8 à 12 séances, d'environ une heure chacune, suffisent bien souvent pour que le patient retrouve le sommeil, l'appétit...
Sylvia, psychologue à Gaza

Chez les enfants, on peut également observer des problèmes d’énurésie (incontinence urinaire nocturne), un manque de concentration et des difficultés d’apprentissage. Par ailleurs, un mal être physique, sans raison médicale, comme par exemple des maux de tête ou une paralysie temporaire des extrémités, peut apparaître.

A tout cela s’ajoute le sentiment de perte : perte de proches, perte de l’intégrité psychologique et physique, perte de son foyer et de ses biens, perte du rôle professionnel, puis social. Le traumatisme rend le processus de deuil difficile et provoque souvent des épisodes de dépression profonde et persistante. L’individu se replie sur lui-même, devient agressif envers lui et envers les autres. Les personnes traumatisées sont dans un trou noir émotionnel.

Comment fonctionne la prise en charge psychologique ?

Nos patients sont, pour la plupart, référés par les cliniques post-opératoires MSF ou par d’autres organisations travaillant à Gaza. Beaucoup viennent aussi nous voir d’eux-mêmes. 8 à 12 séances, d’environ une heure chacune, suffisent bien souvent pour que le patient retrouve le sommeil, l’appétit ou puisse se concentrer de nouveau.

La thérapie peut également aider à réduire la partie mentale d’un trouble physique : j’ai reçu une fois une jeune veuve de 30 ans. Son mari et son beau-frère étaient décédés de mort violente, son père était tombé malade avant de mourir de chagrin.

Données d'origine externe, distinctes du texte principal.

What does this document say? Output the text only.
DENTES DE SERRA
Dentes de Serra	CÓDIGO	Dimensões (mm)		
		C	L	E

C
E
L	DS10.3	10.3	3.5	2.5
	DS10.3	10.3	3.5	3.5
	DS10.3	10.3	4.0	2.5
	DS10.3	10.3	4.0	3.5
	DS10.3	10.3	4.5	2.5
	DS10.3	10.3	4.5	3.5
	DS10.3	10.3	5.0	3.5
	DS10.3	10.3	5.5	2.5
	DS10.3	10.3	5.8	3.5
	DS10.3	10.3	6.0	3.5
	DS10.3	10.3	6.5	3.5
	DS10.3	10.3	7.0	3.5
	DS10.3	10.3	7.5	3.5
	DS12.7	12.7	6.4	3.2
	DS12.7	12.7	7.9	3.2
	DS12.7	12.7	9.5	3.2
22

Elle vivait dans la peur constante des attaques et n’arrivait pas à faire face à la disparition de son mari. Elle souffrait d’insomnie. Je lui ai appris des méthodes de respiration et comment laisser libre cours à son imagination à chaque fois que se présente une situation de stress. Quelques temps plus tard, elle avait retrouvé le sommeil.

Quelles sont tes méthodes de travail ?

Je travaille comme thérapeute comportementale et applique, en plus, des méthodes d’hypnose clinique. En thérapie comportementale, nous encourageons l’initiative individuelle. À Gaza, il s’agissait d’apprendre aux patients des méthodes permettant de surmonter leur stress. On commence par leur apprendre à respirer, à réduire ainsi leur rythme cardiaque et à se relaxer. Une fois l’état de relaxation atteint, il s’agit alors de puiser dans ses propres ressources, penser à un avenir positif et "convertir" les mauvais souvenirs.

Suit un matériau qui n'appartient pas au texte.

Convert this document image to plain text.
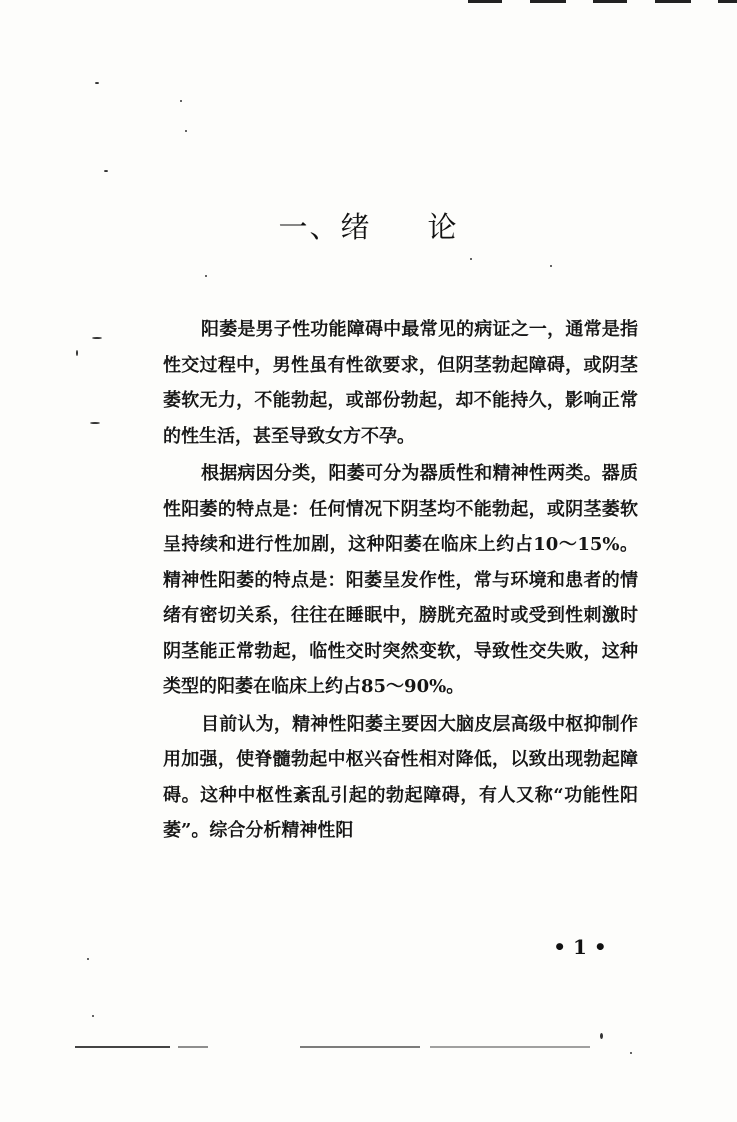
一、绪 论

阳萎是男子性功能障碍中最常见的病证之一，通常是指性交过程中，男性虽有性欲要求，但阴茎勃起障碍，或阴茎萎软无力，不能勃起，或部份勃起，却不能持久，影响正常的性生活，甚至导致女方不孕。

根据病因分类，阳萎可分为器质性和精神性两类。器质性阳萎的特点是：任何情况下阴茎均不能勃起，或阴茎萎软呈持续和进行性加剧，这种阳萎在临床上约占10～15%。精神性阳萎的特点是：阳萎呈发作性，常与环境和患者的情绪有密切关系，往往在睡眠中，膀胱充盈时或受到性刺激时阴茎能正常勃起，临性交时突然变软，导致性交失败，这种类型的阳萎在临床上约占85～90%。

目前认为，精神性阳萎主要因大脑皮层高级中枢抑制作用加强，使脊髓勃起中枢兴奋性相对降低，以致出现勃起障碍。这种中枢性紊乱引起的勃起障碍，有人又称“功能性阳萎”。综合分析精神性阳

• 1 •
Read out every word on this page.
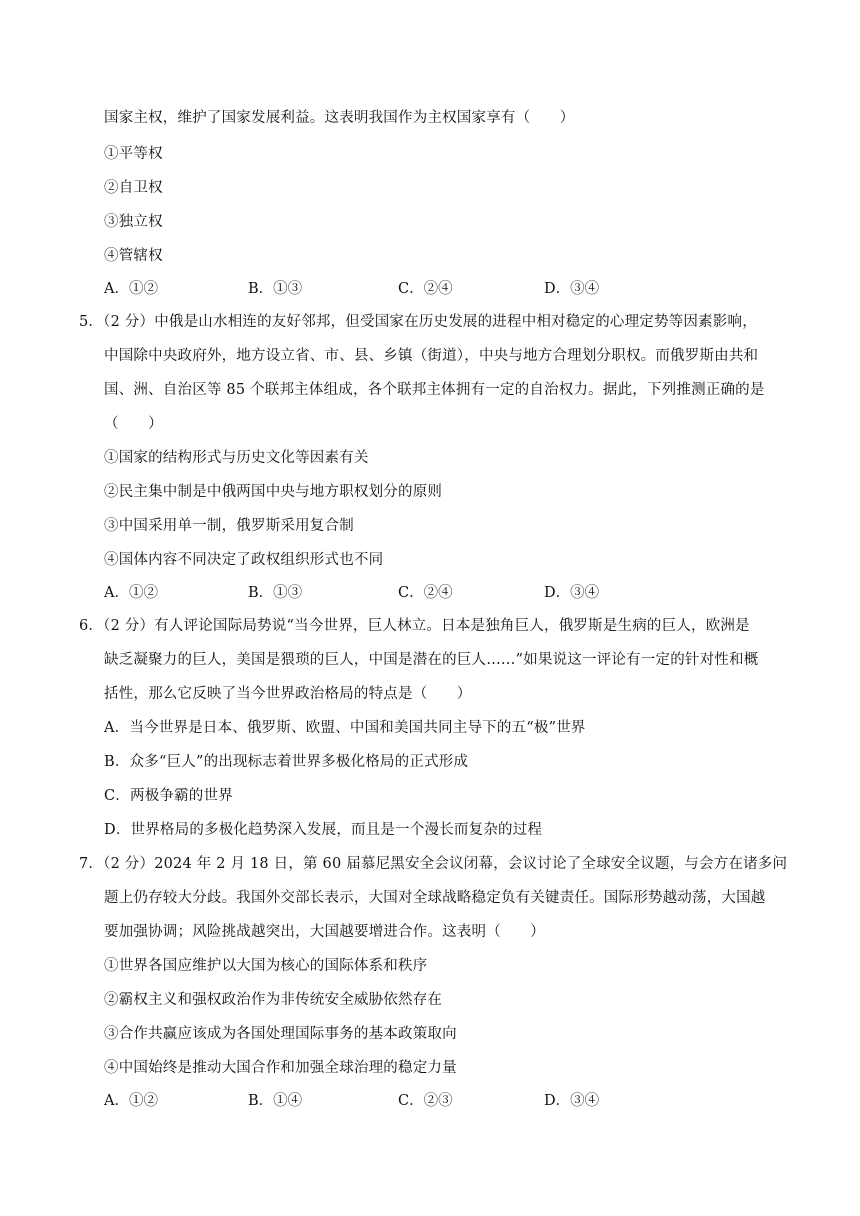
国家主权，维护了国家发展利益。这表明我国作为主权国家享有（　　）
①平等权
②自卫权
③独立权
④管辖权
A．①②	B．①③	C．②④	D．③④
5．（2 分）中俄是山水相连的友好邻邦，但受国家在历史发展的进程中相对稳定的心理定势等因素影响，
中国除中央政府外，地方设立省、市、县、乡镇（街道），中央与地方合理划分职权。而俄罗斯由共和
国、洲、自治区等 85 个联邦主体组成，各个联邦主体拥有一定的自治权力。据此，下列推测正确的是
（　　）
①国家的结构形式与历史文化等因素有关
②民主集中制是中俄两国中央与地方职权划分的原则
③中国采用单一制，俄罗斯采用复合制
④国体内容不同决定了政权组织形式也不同
A．①②	B．①③	C．②④	D．③④
6．（2 分）有人评论国际局势说“当今世界，巨人林立。日本是独角巨人，俄罗斯是生病的巨人，欧洲是
缺乏凝聚力的巨人，美国是猥琐的巨人，中国是潜在的巨人……”如果说这一评论有一定的针对性和概
括性，那么它反映了当今世界政治格局的特点是（　　）
A．当今世界是日本、俄罗斯、欧盟、中国和美国共同主导下的五“极”世界
B．众多“巨人”的出现标志着世界多极化格局的正式形成
C．两极争霸的世界
D．世界格局的多极化趋势深入发展，而且是一个漫长而复杂的过程
7．（2 分）2024 年 2 月 18 日，第 60 届慕尼黑安全会议闭幕，会议讨论了全球安全议题，与会方在诸多问
题上仍存较大分歧。我国外交部长表示，大国对全球战略稳定负有关键责任。国际形势越动荡，大国越
要加强协调；风险挑战越突出，大国越要增进合作。这表明（　　）
①世界各国应维护以大国为核心的国际体系和秩序
②霸权主义和强权政治作为非传统安全威胁依然存在
③合作共赢应该成为各国处理国际事务的基本政策取向
④中国始终是推动大国合作和加强全球治理的稳定力量
A．①②	B．①④	C．②③	D．③④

Par exemple, un patient qui a été touché par une balle à un angle de rue particulier pourra craindre d’y retourner, même s’il n’y a plus de danger, de peur que cet endroit ne ravive le traumatisme émotionnel de la blessure. En séance, dès que le patient est détendu, il peut y retourner en pensée, sans crainte, et imaginer comment il ressentait/percevait cet endroit avant. Puis, je lui demande de se représenter mentalement cet endroit dans l’avenir.

Comment est perçue cette activité de santé mentale ?

Les gens sont plutôt ouverts à la thérapie. De plus, j’avais l’avantage d’être étrangère. Gaza est un petit univers et chacun sait tout sur tout le monde. Il était plus facile pour les patients de parler ouvertement à un étranger.